Every weekend in the summer, the editorial team of Duty offers you a reflection on the social issues that will shape our world in the coming years. Individual and collective challenges will challenge us constantly on these issues, which we will approach from the angle of solutions as far as possible. Today: artificial intelligence (AI).
In conclusion ofHomo Deus, Yuval Noah Harari was asking a fundamental question. What will happen to society, politics and everyday life when intelligent, but mindless algorithms know us better than we know ourselves?
As early as 2015, the philosopher and historian predicted some of the upheavals we are experiencing. The released algorithm produces a deluge of data with which the organic brain can no longer deal, to the point of threatening obsolescence to humans and the institutions they have created. Even mythomaniacs, full of prejudices and intoxicated by disinformation, these robots endowed with the faculty of continuous learning give rise to the feeling that humanity is overwhelmed. AI is to be placed in the category of revolutionary paradigm shifts, alongside agriculture, printing, steam or the microprocessor. And we are not ready yet.
The panicked reactions of AI luminaries calling for a moratorium on the deployment of systems testify to this crisis of modernity. Changes are happening too quickly for our ability to adapt. In Release, the psychologist Frédéric Tordo puts forward the hypothesis that AI “is embodied for the first time in language, which is specific to man and from which it seems to dispossess us”, hence this “anxiety of replacement” rather ill-founded. always in Release, the mathematician Cédric Villani plays down the use of AI, which is already widespread in a host of applications and systems (GPS navigation, self-correction, work software, etc.). Supporter of a “third way”, in the same way as one of the founding fathers of AI, Yann Le Cun, he calls for “taking the subject head-on”, an avenue rich in possibilities.
Beforehand, democratic nations will have to define, domestically and internationally, the risk factors and the roadmap that will allow AI tools to be deployed in accordance with their values and principles, and that they are subject to a validation mechanism that balances the protection of human dignity and innovation.
Judging by the toll of the platform age, which is coming to its zenith, this will be a huge challenge. In the attention economy, we have become more or less willing guinea pigs for the commercial strategies of the digital giants, resulting in an erosion of privacy and the transformation of our personal data into new black gold, even if it means tolerating pass division, cat videos and misinformation. Provided that we remain glued, docile, to our touch screens. We cannot wait or hope that the libertarian ethic serving as the inner compass of the digital giants will generate, by one of these unexpected miracles, democratic practices in the use of AI.

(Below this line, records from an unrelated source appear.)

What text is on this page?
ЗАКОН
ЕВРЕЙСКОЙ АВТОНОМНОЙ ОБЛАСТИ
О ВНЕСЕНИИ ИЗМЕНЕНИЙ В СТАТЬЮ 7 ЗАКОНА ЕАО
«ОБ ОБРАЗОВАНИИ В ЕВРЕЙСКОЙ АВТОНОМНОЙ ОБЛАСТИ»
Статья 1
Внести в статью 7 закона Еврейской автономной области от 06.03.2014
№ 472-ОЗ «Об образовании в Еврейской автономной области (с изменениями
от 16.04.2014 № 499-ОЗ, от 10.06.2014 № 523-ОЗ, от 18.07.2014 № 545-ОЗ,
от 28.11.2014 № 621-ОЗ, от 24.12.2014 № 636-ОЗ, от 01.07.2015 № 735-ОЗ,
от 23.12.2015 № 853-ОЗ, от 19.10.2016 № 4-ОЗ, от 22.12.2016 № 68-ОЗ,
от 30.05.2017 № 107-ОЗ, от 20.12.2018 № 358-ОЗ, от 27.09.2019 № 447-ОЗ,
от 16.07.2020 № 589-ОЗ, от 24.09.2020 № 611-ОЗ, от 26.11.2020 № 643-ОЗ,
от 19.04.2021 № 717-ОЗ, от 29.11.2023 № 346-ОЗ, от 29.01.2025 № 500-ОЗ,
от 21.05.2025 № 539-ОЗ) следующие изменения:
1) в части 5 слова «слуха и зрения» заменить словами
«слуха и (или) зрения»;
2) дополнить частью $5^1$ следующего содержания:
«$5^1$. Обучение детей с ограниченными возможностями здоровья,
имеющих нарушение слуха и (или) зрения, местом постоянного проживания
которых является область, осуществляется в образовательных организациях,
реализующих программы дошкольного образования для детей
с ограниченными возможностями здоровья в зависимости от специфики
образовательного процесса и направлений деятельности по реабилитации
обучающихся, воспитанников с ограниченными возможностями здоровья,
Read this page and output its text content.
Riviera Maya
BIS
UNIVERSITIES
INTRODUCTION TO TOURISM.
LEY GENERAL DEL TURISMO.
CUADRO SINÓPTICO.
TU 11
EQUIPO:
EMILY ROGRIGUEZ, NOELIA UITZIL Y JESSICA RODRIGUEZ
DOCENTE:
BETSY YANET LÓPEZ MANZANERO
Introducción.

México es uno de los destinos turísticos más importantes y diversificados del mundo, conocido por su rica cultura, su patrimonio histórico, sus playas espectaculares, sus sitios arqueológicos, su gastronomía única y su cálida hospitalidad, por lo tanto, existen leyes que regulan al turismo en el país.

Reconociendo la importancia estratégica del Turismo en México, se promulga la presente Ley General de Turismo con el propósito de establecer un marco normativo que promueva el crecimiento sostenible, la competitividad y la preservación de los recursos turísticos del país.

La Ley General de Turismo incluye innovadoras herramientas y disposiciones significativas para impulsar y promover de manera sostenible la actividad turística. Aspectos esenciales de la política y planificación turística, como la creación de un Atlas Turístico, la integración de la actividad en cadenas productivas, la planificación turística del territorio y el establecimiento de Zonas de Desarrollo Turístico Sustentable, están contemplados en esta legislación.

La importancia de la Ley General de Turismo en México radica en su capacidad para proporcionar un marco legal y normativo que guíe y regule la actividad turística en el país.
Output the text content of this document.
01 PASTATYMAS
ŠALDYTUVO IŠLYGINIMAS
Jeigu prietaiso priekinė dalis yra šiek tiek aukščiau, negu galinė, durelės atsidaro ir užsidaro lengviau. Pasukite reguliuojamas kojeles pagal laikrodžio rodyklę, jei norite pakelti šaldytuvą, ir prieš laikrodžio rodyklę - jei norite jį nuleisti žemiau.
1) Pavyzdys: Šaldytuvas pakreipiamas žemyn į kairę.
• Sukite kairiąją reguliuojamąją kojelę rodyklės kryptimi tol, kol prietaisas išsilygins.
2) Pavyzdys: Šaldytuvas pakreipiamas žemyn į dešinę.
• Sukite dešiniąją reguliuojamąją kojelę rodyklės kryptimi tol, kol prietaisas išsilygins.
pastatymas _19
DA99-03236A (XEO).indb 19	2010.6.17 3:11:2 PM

Democratic nations are particularly at risk from the deployment of AI, which has the potential to undermine the foundation of established institutions and fundamental rights and freedoms if the algorithms are activated by malicious or greedy minds. The risks posed by AI include, among others, the automation of cyber espionage, the deployment of the digital warfare arsenal, disinformation, the perversion of the electoral system, the trivialization of hateful and discriminatory speech aimed primarily at women and people from diverse backgrounds.
The issue of discrimination, bolstered by an evil empire of misinformation, is particularly urgent, as it undermines the very foundations of equality, diversity and human dignity, all of which are concerns of Bill C-27. in Canada. For the time being, the European Union has developed the most comprehensive legislative framework, with the ambition of inspiring international standards. The law voted by MEPs, which is supposed to come into force in 2026, will notably prohibit the use of facial recognition systems in public places by law enforcement, emotion recognition systems and behavior profiling systems ( social rating). Suppliers will be forced to reveal the copyrighted data that was used in the development of the algorithms (texts, images, sound clips, photos, etc.). There will also be an obligation to inform users if they are in contact with a machine and to disclose the creation of artificial images by means of AI. Finally, there must be, at all times, human control over the machine and increased transparency on the functioning of the algorithms in systems deemed “high risk”.
These are sound democratic bases for framing AI. We are the only ones capable of ensuring that it will remain at the service of the values which are the essence of the human experience in what is most precious: mutual aid, equity, social justice and emancipation. , rather than control, lies and technological obscurantism.